Moving towards tunnels

Liam currently has one main tunnel, which was originally a mushroom tunnel. He also has some smaller tunnels.

“I’d like to put up more tunnels over time so that I can do more winter salads. There’s quite a demand for winter salads and spinach. It’s worthwhile having it in tunnels, but tunnels are expensive.”

Organic scheme

Liam is a member of the Irish Organic Association and joined when he entered the organic farming scheme. He sees this as the biggest advantage to the scheme.

“You’re part of a club and you’re benefiting from that. You’re joined up with a lot of people who are trying to produce healthy food, a healthy environment, communities, people and wildlife. You’re joining that club and that’s the big benefit of it I think.

“There’s organic grants. I’ve availed of the odd one of those over the years. I got the flail topper and my scales were originally funded under the scheme.

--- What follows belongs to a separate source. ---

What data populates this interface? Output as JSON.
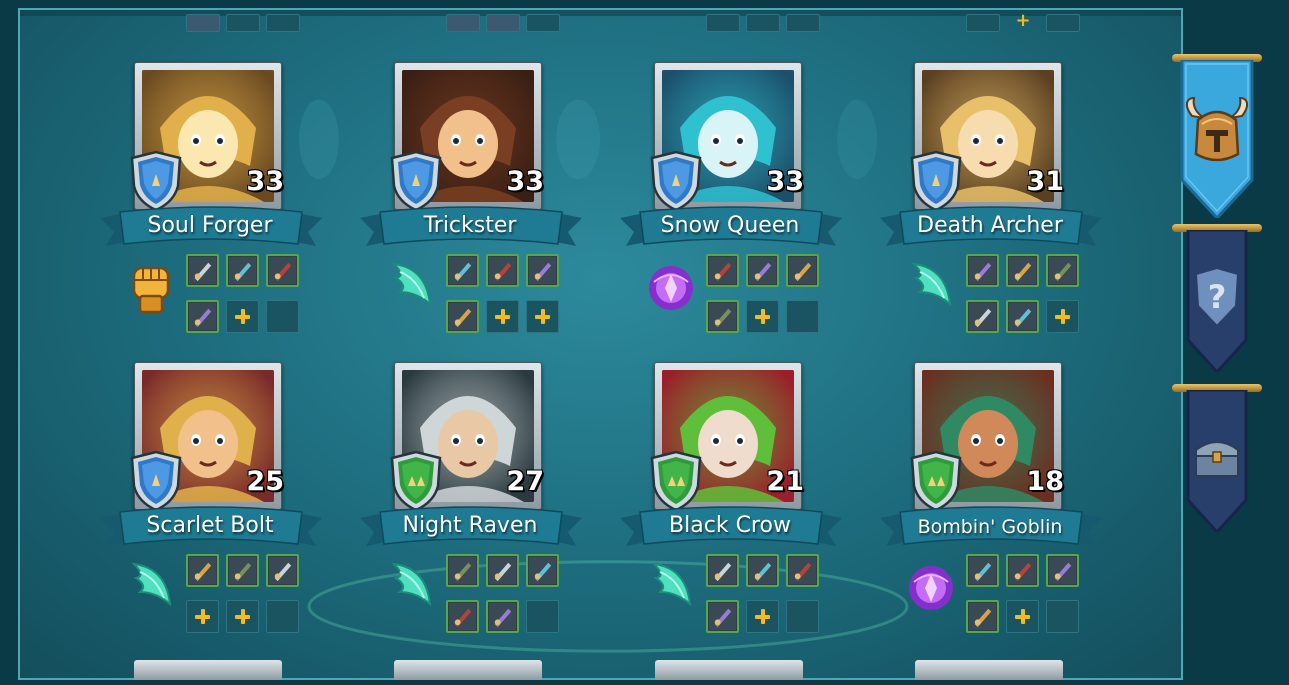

The payment is grand. It pays for the fee of joining. If you have a big area of land it adds up, but here it doesn’t added up to a lot.

“The great thing the IOA is doing now is the MOPS [Maximising Organic Production Systems] scheme. I think they have 12 farms on that three-year programme.

“It’s trying to help places to become more efficient; looking at everything and trying to give advice and help and to join up the production and sales.

There’s more demand than there is produce, but it’s not easy to join it up because it’s fragmented all over the country. There’s little bits wanted everywhere.

Liam added that you don’t need a big land base to start growing vegetables or salads.

“It’s plenty of land [5ha], even 5ac. You can do it on a smaller amount of land if you want, you can concentrate on salads if you want, if you have a good market. There’s different options there.”